Patients on combination therapy-RASi, SGLT2i, Nefecon, and maybe a steroid-are managing four pills a day, with different schedules. Some take them with food, others on empty stomach. Some need blood tests every month. It’s exhausting. A 16-year-old on Facebook told her group: “I hate taking so many pills. I feel like a lab rat.”
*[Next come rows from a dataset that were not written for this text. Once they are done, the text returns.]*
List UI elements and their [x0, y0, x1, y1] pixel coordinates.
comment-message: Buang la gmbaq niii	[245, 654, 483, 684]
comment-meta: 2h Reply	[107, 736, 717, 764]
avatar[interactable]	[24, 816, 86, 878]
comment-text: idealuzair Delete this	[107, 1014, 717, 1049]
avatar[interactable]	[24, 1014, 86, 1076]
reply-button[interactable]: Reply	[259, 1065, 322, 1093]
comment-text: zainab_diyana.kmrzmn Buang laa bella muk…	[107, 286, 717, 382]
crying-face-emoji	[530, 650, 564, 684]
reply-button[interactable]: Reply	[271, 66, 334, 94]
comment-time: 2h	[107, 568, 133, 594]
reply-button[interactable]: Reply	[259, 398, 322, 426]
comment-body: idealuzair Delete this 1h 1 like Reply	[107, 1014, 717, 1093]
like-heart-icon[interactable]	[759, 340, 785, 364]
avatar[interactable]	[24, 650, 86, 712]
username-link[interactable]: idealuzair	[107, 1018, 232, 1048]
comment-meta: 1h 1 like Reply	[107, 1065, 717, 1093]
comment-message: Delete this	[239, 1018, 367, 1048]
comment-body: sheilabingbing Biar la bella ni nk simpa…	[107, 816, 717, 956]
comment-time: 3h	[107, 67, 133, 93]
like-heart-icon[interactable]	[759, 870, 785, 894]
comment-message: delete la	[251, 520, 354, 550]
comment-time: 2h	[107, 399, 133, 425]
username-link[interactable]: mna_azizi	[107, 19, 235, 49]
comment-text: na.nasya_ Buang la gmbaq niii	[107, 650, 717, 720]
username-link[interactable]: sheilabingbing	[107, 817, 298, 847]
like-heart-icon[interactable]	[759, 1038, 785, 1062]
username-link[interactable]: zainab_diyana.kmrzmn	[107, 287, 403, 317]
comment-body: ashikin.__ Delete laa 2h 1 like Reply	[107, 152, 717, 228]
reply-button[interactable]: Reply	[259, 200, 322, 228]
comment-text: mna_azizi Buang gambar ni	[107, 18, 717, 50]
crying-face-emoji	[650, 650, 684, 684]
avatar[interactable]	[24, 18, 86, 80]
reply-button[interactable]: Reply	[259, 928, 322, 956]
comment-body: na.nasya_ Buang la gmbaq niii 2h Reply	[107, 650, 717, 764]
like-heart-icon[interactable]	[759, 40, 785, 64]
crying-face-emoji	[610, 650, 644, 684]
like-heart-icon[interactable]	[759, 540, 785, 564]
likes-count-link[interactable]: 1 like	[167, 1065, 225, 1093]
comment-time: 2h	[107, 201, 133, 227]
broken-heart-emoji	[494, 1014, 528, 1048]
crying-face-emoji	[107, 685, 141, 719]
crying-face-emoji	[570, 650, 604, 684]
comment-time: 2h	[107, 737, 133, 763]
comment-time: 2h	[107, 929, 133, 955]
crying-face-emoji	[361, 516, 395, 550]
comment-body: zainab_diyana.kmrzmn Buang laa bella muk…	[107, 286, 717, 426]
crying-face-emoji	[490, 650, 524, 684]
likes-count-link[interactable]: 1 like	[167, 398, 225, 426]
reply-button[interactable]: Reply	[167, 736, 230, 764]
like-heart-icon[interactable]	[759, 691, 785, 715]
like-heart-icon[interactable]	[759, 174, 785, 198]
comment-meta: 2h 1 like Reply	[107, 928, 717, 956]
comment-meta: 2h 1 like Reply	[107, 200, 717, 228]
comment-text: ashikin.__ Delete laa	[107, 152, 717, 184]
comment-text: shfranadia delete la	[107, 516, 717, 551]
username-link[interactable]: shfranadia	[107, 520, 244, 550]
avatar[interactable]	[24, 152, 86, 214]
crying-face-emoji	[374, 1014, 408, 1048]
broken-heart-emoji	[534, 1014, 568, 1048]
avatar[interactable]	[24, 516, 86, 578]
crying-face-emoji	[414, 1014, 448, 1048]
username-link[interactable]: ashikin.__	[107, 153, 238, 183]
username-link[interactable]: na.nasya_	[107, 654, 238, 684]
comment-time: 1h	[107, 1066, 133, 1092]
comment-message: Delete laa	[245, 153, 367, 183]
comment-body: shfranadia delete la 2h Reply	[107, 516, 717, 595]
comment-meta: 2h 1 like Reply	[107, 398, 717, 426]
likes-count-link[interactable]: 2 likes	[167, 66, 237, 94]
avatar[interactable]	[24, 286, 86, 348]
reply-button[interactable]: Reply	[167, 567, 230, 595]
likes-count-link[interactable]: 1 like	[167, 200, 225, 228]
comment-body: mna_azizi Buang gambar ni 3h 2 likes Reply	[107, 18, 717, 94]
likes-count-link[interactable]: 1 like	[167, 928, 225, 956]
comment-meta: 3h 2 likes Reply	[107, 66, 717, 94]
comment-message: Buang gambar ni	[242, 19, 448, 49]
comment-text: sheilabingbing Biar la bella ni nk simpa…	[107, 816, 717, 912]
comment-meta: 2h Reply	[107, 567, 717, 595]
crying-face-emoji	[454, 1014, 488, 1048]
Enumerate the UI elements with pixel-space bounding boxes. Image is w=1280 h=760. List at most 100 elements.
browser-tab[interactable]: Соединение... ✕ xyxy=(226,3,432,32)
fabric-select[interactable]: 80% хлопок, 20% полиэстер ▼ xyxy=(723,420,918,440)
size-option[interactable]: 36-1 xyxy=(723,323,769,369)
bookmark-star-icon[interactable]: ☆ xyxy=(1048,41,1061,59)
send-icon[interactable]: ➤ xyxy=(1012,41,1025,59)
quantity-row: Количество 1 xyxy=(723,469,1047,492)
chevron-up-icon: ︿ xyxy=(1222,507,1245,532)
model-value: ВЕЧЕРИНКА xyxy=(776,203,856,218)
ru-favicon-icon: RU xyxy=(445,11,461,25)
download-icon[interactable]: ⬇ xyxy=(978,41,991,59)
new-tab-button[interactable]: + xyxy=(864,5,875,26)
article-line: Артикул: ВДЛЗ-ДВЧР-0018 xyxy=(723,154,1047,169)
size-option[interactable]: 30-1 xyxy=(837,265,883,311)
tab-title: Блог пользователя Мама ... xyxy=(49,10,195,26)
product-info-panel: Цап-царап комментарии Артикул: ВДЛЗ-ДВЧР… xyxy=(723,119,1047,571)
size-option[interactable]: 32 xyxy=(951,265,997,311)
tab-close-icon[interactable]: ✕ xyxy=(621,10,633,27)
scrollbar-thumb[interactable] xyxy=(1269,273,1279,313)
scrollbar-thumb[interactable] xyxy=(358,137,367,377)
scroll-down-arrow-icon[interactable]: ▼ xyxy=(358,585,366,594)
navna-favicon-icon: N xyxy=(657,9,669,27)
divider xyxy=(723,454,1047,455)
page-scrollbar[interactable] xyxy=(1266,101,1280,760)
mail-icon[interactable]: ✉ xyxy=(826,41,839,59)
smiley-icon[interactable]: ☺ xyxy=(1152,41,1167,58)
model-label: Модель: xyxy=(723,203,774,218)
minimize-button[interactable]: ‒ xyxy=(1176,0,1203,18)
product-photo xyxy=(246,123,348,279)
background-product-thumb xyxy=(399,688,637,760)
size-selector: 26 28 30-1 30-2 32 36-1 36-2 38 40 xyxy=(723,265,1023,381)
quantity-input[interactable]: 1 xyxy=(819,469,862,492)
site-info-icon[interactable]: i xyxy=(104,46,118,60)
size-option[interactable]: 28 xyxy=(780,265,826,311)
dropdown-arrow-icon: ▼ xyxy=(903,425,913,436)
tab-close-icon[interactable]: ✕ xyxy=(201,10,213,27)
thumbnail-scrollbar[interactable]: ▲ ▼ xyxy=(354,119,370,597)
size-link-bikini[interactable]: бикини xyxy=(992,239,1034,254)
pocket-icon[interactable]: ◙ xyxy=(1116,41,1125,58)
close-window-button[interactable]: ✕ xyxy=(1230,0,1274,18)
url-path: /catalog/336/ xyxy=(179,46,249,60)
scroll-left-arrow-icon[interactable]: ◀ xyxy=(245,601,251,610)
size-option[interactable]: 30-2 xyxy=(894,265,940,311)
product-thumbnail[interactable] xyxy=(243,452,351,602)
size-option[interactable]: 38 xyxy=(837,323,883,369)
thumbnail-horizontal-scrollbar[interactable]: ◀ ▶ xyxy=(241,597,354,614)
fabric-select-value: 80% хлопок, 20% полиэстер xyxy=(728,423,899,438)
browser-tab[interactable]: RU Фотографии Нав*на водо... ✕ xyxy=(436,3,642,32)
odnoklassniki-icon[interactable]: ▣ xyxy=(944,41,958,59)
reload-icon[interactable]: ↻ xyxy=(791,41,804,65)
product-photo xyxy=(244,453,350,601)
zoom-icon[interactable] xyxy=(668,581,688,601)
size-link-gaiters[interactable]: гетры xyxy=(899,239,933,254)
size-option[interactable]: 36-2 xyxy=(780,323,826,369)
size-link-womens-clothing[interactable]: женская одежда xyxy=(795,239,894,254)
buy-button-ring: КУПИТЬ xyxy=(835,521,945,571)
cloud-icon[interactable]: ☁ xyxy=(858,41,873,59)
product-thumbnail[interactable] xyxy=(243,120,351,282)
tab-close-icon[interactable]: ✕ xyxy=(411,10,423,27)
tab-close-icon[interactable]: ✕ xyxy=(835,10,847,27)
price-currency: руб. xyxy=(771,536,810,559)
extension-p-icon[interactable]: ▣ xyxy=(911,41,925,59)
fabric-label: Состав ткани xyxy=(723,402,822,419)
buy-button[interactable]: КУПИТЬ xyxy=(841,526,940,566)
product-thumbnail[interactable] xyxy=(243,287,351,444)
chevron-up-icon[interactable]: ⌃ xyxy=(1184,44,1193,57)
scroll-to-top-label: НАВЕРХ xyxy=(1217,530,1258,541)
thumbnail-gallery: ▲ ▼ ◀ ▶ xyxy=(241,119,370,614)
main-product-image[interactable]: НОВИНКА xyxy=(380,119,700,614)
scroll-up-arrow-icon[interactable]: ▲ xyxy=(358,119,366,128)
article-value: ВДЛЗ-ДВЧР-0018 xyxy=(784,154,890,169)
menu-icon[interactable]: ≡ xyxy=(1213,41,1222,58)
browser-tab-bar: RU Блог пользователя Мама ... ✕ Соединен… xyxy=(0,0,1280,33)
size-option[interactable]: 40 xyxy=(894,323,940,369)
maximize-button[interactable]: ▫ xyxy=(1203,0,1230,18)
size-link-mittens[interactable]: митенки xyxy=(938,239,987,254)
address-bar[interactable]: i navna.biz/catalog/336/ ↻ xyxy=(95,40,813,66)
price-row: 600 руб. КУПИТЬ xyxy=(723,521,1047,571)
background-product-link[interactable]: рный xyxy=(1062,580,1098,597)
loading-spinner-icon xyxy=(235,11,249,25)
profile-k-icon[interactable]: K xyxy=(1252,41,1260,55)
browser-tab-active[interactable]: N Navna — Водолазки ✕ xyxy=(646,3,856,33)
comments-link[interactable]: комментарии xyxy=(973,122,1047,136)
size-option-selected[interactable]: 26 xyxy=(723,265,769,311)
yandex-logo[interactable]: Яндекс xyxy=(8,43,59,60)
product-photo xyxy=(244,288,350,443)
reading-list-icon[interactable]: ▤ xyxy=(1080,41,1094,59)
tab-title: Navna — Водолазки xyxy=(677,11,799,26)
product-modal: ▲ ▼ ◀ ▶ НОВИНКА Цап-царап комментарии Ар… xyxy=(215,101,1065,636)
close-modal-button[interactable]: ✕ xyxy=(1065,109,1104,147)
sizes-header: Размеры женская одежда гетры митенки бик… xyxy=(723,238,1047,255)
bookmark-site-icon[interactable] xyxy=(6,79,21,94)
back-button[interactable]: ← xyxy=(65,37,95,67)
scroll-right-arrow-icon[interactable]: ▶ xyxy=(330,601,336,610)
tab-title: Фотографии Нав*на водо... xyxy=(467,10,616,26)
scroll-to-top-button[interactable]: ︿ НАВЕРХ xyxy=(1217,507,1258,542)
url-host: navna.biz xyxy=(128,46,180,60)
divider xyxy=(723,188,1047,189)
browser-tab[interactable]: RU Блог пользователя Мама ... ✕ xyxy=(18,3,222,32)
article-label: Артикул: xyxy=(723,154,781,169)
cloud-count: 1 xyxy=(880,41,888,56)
And it’s not just the U.S. In low- and middle-income countries, only 22% of patients get guideline-recommended care. Nefecon? Unavailable. SGLT2 inhibitors? Too expensive. Even ACE inhibitors aren’t always stocked. This isn’t just a medical problem-it’s a justice problem.

What You Can Do Right Now

If you have IgA Nephropathy, here’s what matters most:

• Track your numbers-proteinuria, blood pressure, eGFR. Write them down. Know your trend. If your proteinuria is still above 0.5 g/day after six months, ask your doctor why.
• Ask about Nefecon-even if you’re on steroids. It’s safer. Ask if your insurance covers it. If they say no, ask for the appeal process. Many patients win on second try.
• Don’t skip SGLT2 inhibitors-even if you’re not diabetic. They’re not just for blood sugar. They protect your kidneys.
• Know your biopsy-ask for a copy of your MEST-C score. If you have “C” (crescents) or “E” (endocapillary proliferation), you’re at higher risk. That changes your treatment plan.
• Join a patient group-the IgA Nephropathy Support Group on Facebook has over 8,500 people. They share insurance tips, side effect hacks, and emotional support.

The goal isn’t just to survive. It’s to live well. To work. To travel. To raise kids. To not be defined by your kidneys. The tools to do that exist now. The challenge is getting them to everyone who needs them.